In this post, I argued that DOJ hopes to use a motion to stay Judge Aileen Cannon’s injunction against using materials seized from Donald Trump in any criminal investigation tactically — basically, to highlight she’s just stalling the investigation.
But I want to flag something that I think will be contentious going forward: Classified documents involving White House Counsel.
In its description of why all classified documents should be exempted from Judge Cannon’s injunction, DOJ noted that classified records cannot belong to Trump, and so he has no basis to make a Rule 41(g) motion. But their explanation of why such records would be excluded from any attorney-client privilege determination is more telling. It only extends to Trump’s personal lawyers.
But that rationale is categorically inapplicable to the classified records at issue in this motion, which are easily identifiable by their markings, are already segregated from the other seized records, and do not include personal records or potentially privileged communications with his personal attorneys.
The classification markings establish on the face of the documents that they are government records, not Plaintiff’s personal records. The government’s review of those records does not raise any plausible attorney-client privilege claims because such classified records do not contain communications between Plaintiff and his private attorneys. [my emphasis]
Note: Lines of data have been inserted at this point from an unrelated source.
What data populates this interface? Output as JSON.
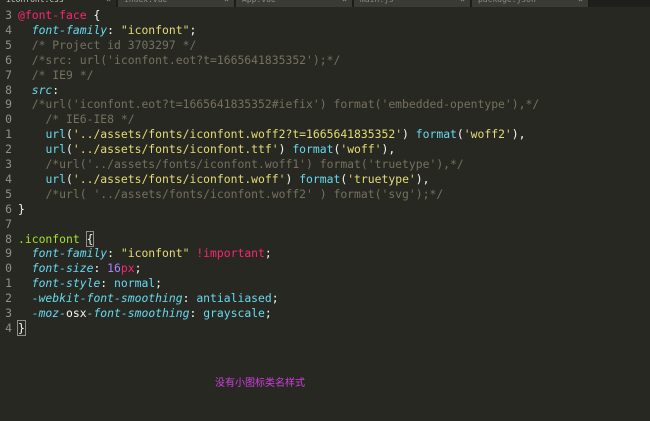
{
  "tabs": [
    {
      "label": "iconfont.css",
      "active": true
    },
    {
      "label": "index.vue"
    },
    {
      "label": "App.vue"
    },
    {
      "label": "main.js"
    },
    {
      "label": "package.json"
    }
  ],
  "lines": [
    {
      "no": "3",
      "html": "<span class=\"kw\">@font-face</span> <span class=\"pun\">{</span>"
    },
    {
      "no": "4",
      "html": "  <span class=\"prop\">font-family</span><span class=\"pun\">:</span> <span class=\"str\">\"iconfont\"</span><span class=\"pun\">;</span>"
    },
    {
      "no": "5",
      "html": "  <span class=\"com\">/* Project id 3703297 */</span>"
    },
    {
      "no": "6",
      "html": "  <span class=\"com\">/*src: url('iconfont.eot?t=1665641835352');*/</span>"
    },
    {
      "no": "7",
      "html": "  <span class=\"com\">/* IE9 */</span>"
    },
    {
      "no": "8",
      "html": "  <span class=\"prop\">src</span><span class=\"pun\">:</span>"
    },
    {
      "no": "9",
      "html": "  <span class=\"com\">/*url('iconfont.eot?t=1665641835352#iefix') format('embedded-opentype'),*/</span>"
    },
    {
      "no": "0",
      "html": "    <span class=\"com\">/* IE6-IE8 */</span>"
    },
    {
      "no": "1",
      "html": "    <span class=\"fn\">url</span><span class=\"pun\">(</span><span class=\"str\">'../assets/fonts/iconfont.woff2?t=1665641835352'</span><span class=\"pun\">)</span> <span class=\"fn\">format</span><span class=\"pun\">(</span><span class=\"str\">'woff2'</span><span class=\"pun\">),</span>"
    },
    {
      "no": "2",
      "html": "    <span class=\"fn\">url</span><span class=\"pun\">(</span><span class=\"str\">'../assets/fonts/iconfont.ttf'</span><span class=\"pun\">)</span> <span class=\"fn\">format</span><span class=\"pun\">(</span><span class=\"str\">'woff'</span><span class=\"pun\">),</span>"
    },
    {
      "no": "3",
      "html": "    <span class=\"com\">/*url('../assets/fonts/iconfont.woff1') format('truetype'),*/</span>"
    },
    {
      "no": "4",
      "html": "    <span class=\"fn\">url</span><span class=\"pun\">(</span><span class=\"str\">'../assets/fonts/iconfont.woff'</span><span class=\"pun\">)</span> <span class=\"fn\">format</span><span class=\"pun\">(</span><span class=\"str\">'truetype'</span><span class=\"pun\">),</span>"
    },
    {
      "no": "5",
      "html": "    <span class=\"com\">/*url( '../assets/fonts/iconfont.woff2' ) format('svg');*/</span>"
    },
    {
      "no": "6",
      "html": "<span class=\"pun\">}</span>"
    },
    {
      "no": "7",
      "html": ""
    },
    {
      "no": "8",
      "html": "<span class=\"cls\">.iconfont</span> <span class=\"pun cursor-box\">{</span>"
    },
    {
      "no": "9",
      "html": "  <span class=\"prop\">font-family</span><span class=\"pun\">:</span> <span class=\"str\">\"iconfont\"</span> <span class=\"imp\">!important</span><span class=\"pun\">;</span>"
    },
    {
      "no": "0",
      "html": "  <span class=\"prop\">font-size</span><span class=\"pun\">:</span> <span class=\"num\">16</span><span class=\"kw\">px</span><span class=\"pun\">;</span>"
    },
    {
      "no": "1",
      "html": "  <span class=\"prop\">font-style</span><span class=\"pun\">:</span> <span class=\"fn\">normal</span><span class=\"pun\">;</span>"
    },
    {
      "no": "2",
      "html": "  <span class=\"prop\">-webkit-font-smoothing</span><span class=\"pun\">:</span> <span class=\"fn\">antialiased</span><span class=\"pun\">;</span>"
    },
    {
      "no": "3",
      "html": "  <span class=\"prop\">-moz-</span>osx<span class=\"prop\">-font-smoothing</span><span class=\"pun\">:</span> <span class=\"fn\">grayscale</span><span class=\"pun\">;</span>"
    },
    {
      "no": "4",
      "html": "<span class=\"pun cursor-box\">}</span>"
    }
  ],
  "annotation": "没有小图标类名样式",
  "colors": {
    "background": "#272822",
    "keyword": "#f92672",
    "property": "#66d9ef",
    "string": "#e6db74",
    "comment": "#75715e",
    "selector": "#a6e22e",
    "number": "#ae81ff",
    "annotation": "#d23ee0"
  }
}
DOJ is right that any classified documents obviously belong to the government.
But Trump’s lawyers don’t even want to cede that point. They refused the motion for a stay with respect to classified documents (which is not surprising, because in the hearing Jim Trusty said they could just make copies of all the classified records).
Counsel for the United States has conferred with counsel for Plaintiff, and Plaintiff opposes the government’s motion.
But there are known government documents in which the White House Counsel were involved that are likely among the ones Trump would most like to withhold: starting with discussions about materials (including a mention of Burisma) excised by the White House Counsel’s office from the transcript of the call between Trump and Volodymyr Zelenskyy.
The particular language used here — specifying that attorney-client privilege only extends to stuff involving Trump’s “personal” or “private” attorneys — suggests there are materials at issue involving Trump’s non-private attorneys, which could be DOJ but is most likely the White House Counsel.
As I have noted, there are three known classified documents that were put in the potentially privileged bucket, at least at the start.
There’s one document marked Confidential and another marked Secret seized from drawer(s) in Trump’s office.
And there’s a Top Secret document stashed along with clippings dating back to 1995 in box 29.
Plus, the packet involving clemency for Roger Stone — while it was not treated as potentially privileged — does include information marked as Secret.
If that involved communications with DOJ or the White House Counsel, I could see Trump trying to claw it back as well.
DOJ says that none of these involve Trump’s personal lawyers. But they’re not ruling out that they involve lawyers you and I paid for, the White House Counsel. And those documents are among the ones I can imagine Trump might care the most about.